Des chercheurs de l’Université de Lund, en collaboration avec des collègues du NIST Synchrotron Facility aux États-Unis, ont cartographié au niveau atomique ce qui se passe dans une particule virale lorsque la température augmente.
« Lorsque la température augmente, le matériel génétique du virus change de forme et de densité, devenant plus fluide, ce qui conduit à son injection rapide dans la cellule », explique Alex Evilevitch, chercheur à l’Université de Lund qui a dirigé l’étude.
Les virus n’ont pas leur propre métabolisme ni la capacité de se répliquer de manière indépendante ; ils dépendent entièrement d’une cellule hôte pour se multiplier. Au lieu de cela, le virus détourne la machinerie interne de la cellule infectée pour produire de nouvelles particules virales, qui sont ensuite libérées et se propagent pour infecter d’autres cellules.
Dans la plupart des cas, le matériel génétique du virus, l’ADN, est enfermé dans une enveloppe protéique protectrice appelée capside. Un groupe de recherche de l’Université de Lund s’efforce de comprendre le processus par lequel le virus éjecte son matériel génétique de la capside vers les cellules, ainsi que les causes de la libération de l’ADN du virus. Tout a commencé avec une étude publiée en 2014, dans laquelle les chercheurs de l’Université de Lund ont observé qu’il semble y avoir un changement soudain dans le matériel génétique du virus lorsqu’il est exposé à la température d’infection, autour de 37 degrés.
Plus on augmentait la température, plus l’ADN du virus devenait rigide. Et puis soudain, à la température de l’infection, quelque chose s’est produit. C’était comme s’il n’y avait plus d’ADN dans la particule virale – la rigidité avait disparu. »
Alex Evilevitch, professeur de biologie cellulaire à l’Université de Lund
Le changement de température ambiante peut-il affecter la propagation de l’ADN du virus ? L’étude a suscité une attention considérable dans la communauté des chercheurs, mais détailler ce qui se passe a été un défi et a pris beaucoup de temps. À titre de modèle expérimental, les chercheurs ont examiné ce qui se produit lorsque l’on expose des virus phages – des virus qui attaquent les bactéries – à des augmentations de température.
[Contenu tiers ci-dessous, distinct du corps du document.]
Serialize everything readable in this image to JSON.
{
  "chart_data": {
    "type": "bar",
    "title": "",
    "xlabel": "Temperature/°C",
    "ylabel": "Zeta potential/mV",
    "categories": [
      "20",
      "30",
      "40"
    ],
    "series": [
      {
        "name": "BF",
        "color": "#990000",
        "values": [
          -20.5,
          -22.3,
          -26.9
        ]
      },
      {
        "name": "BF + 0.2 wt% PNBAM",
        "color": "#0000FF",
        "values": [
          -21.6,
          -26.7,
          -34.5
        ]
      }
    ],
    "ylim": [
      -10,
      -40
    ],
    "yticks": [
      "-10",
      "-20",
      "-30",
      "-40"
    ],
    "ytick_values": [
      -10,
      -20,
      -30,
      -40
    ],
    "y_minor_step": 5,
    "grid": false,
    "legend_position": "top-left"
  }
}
« Observer l’apparence de l’ADN dans une particule virale n’est pas quelque chose qui peut être fait en un clin d’œil. Leur matériel génétique est délicat, difficile à imager, et de plus, les virus phagiques sont très petits – environ dix fois plus petits qu’une cellule bactérienne. Cependant , avec l’aide du centre de recherche synchrotron NIST dans le Maryland, aux États-Unis, et grâce à une subvention spéciale du Conseil suédois de la recherche, nous avons finalement pu utiliser la lumière neutronique pour imager la structure de l’ADN du virus du phage et sa densité à l’intérieur de la capside et voyez comment ceux-ci changent à différentes températures », a expliqué Alex Evilevitch.
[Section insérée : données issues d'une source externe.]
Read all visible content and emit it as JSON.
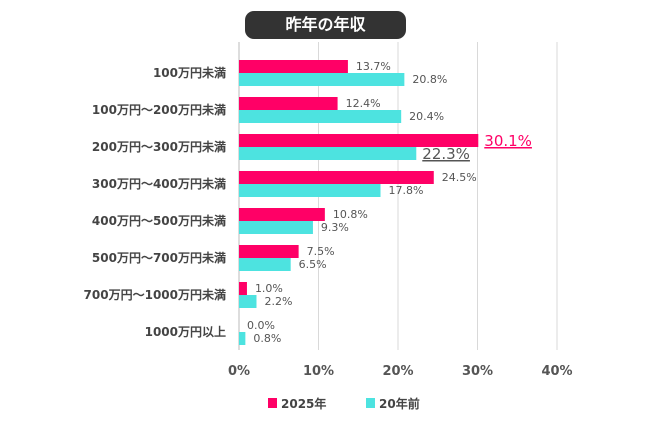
{
  "chart_data": {
    "type": "bar",
    "orientation": "horizontal",
    "title": "昨年の年収",
    "categories": [
      "100万円未満",
      "100万円～200万円未満",
      "200万円～300万円未満",
      "300万円～400万円未満",
      "400万円～500万円未満",
      "500万円～700万円未満",
      "700万円～1000万円未満",
      "1000万円以上"
    ],
    "series": [
      {
        "name": "2025年",
        "color": "#ff0066",
        "values": [
          13.7,
          12.4,
          30.1,
          24.5,
          10.8,
          7.5,
          1.0,
          0.0
        ]
      },
      {
        "name": "20年前",
        "color": "#4de3e0",
        "values": [
          20.8,
          20.4,
          22.3,
          17.8,
          9.3,
          6.5,
          2.2,
          0.8
        ]
      }
    ],
    "xlim": [
      0,
      40
    ],
    "xticks": [
      "0%",
      "10%",
      "20%",
      "30%",
      "40%"
    ],
    "grid": true,
    "legend": "bottom",
    "highlighted": "200万円～300万円未満"
  }
}
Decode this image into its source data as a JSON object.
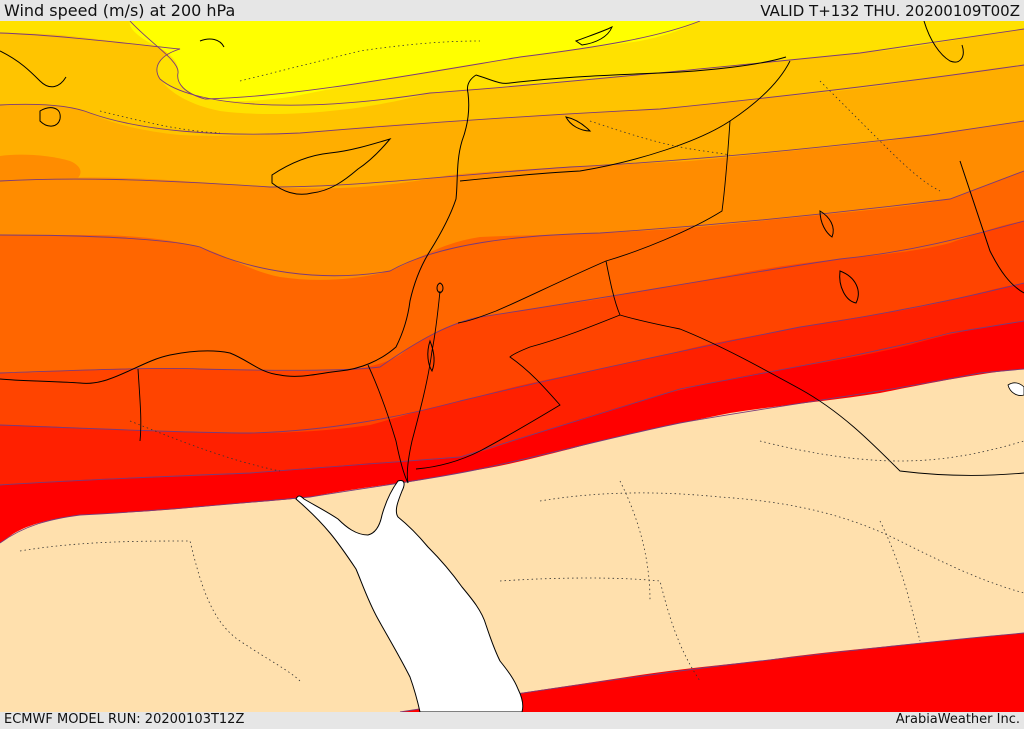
{
  "header": {
    "title": "Wind speed (m/s) at 200 hPa",
    "valid": "VALID T+132 THU. 20200109T00Z"
  },
  "footer": {
    "model_run": "ECMWF MODEL RUN: 20200103T12Z",
    "brand": "ArabiaWeather Inc."
  },
  "map": {
    "field": "wind speed at 200 hPa",
    "colors": {
      "land_low": "#ffe0ad",
      "sea": "#ffffff",
      "band_1": "#ff0000",
      "band_2": "#ff2000",
      "band_3": "#ff4400",
      "band_4": "#ff6600",
      "band_5": "#ff8c00",
      "band_6": "#ffae00",
      "band_7": "#ffc400",
      "band_8": "#ffe100",
      "band_9": "#ffff00",
      "contour": "#7a3a7a",
      "coastline": "#000000",
      "border": "#000000"
    }
  }
}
Dans l’étude actuelle, maintenant publiée dans PNAS, ils démontrent que la température ambiante joue un rôle crucial lorsque la capside s’ouvre et que « l’ADN éclate » et pénètre dans la cellule. La cellule est infectée, de sorte que les particules virales du phage peuvent se diviser et se propager aux cellules bactériennes adjacentes.
« Nous avons également observé que la modification de la structure de l’ADN est directement liée à l’efficacité du virus à infecter la cellule hôte », a commenté Alex Evilevitch.
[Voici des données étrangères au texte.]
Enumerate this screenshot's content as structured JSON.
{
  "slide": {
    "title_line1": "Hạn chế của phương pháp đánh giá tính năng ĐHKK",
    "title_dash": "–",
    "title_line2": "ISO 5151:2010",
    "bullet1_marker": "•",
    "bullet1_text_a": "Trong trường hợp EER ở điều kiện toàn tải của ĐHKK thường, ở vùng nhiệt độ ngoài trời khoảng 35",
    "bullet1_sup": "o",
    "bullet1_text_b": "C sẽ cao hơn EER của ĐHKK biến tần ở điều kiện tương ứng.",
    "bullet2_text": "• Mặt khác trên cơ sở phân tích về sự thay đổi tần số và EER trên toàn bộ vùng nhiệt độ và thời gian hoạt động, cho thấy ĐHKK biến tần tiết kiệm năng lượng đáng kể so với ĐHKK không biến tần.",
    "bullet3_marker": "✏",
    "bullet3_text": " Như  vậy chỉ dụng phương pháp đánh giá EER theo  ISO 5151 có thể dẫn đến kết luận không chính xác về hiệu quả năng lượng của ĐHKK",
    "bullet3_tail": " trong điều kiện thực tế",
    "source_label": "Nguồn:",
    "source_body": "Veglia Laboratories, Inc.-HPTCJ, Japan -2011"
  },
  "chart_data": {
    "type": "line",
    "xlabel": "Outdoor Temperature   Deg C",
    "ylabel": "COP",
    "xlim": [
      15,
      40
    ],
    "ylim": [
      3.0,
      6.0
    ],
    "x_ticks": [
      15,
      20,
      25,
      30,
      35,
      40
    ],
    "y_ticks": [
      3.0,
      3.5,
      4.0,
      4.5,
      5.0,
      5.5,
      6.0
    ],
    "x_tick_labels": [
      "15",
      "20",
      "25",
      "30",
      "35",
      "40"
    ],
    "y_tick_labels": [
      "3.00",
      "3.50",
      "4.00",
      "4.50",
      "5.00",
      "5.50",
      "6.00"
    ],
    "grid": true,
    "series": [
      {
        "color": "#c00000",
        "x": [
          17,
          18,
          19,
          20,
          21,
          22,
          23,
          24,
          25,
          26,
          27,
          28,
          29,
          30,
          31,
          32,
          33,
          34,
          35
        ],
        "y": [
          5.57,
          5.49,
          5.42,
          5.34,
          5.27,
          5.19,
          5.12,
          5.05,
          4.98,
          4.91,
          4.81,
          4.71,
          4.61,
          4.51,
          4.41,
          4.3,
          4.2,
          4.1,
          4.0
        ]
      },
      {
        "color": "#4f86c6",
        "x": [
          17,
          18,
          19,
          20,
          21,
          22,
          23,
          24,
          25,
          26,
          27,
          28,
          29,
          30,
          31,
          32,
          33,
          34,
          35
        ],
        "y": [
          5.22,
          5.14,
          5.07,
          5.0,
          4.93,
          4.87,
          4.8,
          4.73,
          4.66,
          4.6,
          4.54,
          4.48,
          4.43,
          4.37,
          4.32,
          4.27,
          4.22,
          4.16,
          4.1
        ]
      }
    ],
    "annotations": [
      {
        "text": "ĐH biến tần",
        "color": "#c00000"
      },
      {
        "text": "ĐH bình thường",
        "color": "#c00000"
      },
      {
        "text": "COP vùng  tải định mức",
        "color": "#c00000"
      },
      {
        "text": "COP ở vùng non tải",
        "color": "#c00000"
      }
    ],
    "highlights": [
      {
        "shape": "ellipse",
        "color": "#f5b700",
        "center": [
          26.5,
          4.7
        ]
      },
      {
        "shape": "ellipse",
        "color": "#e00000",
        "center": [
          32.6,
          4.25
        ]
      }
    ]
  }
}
L’intérêt des chercheurs à mieux comprendre le fonctionnement de la capside et de l’ADN du virus est en partie de comprendre comment l’ADN et l’ARN peuvent être emballés dans des volumes incroyablement petits et comment ils peuvent être injectés si rapidement dans la cellule pendant l’infection.
« Cela nous permet de mieux comprendre la rapidité avec laquelle l’ADN peut sortir du virus et pénétrer dans la cellule et peut être pertinent pour savoir comment activer et désactiver un virus – le principe fondamental pour développer de nouveaux agents antiviraux. Cela peut également avoir une importance pour comment les acides nucléiques sont conditionnés à des fins de thérapie génique », a déclaré Alex Evilevitch.
L’étude peut-elle être interprétée comme une température corporelle plus élevée augmentant le risque de propagation de l’infection ?
« Les résultats vont dans ce sens. La structure du matériel génétique du virus et ses propriétés mécaniques changent déjà lorsque la température corporelle atteint 37 degrés. Nous constatons également qu’une augmentation de la température affecte la vitesse de propagation du virus. Cependant, nous avons jusqu’à présent démontré cela uniquement dans la culture cellulaire de notre laboratoire, et de futures études sont nécessaires, en tenant compte d’autres facteurs qui affectent l’évolution de l’infection, tels que la réponse immunitaire.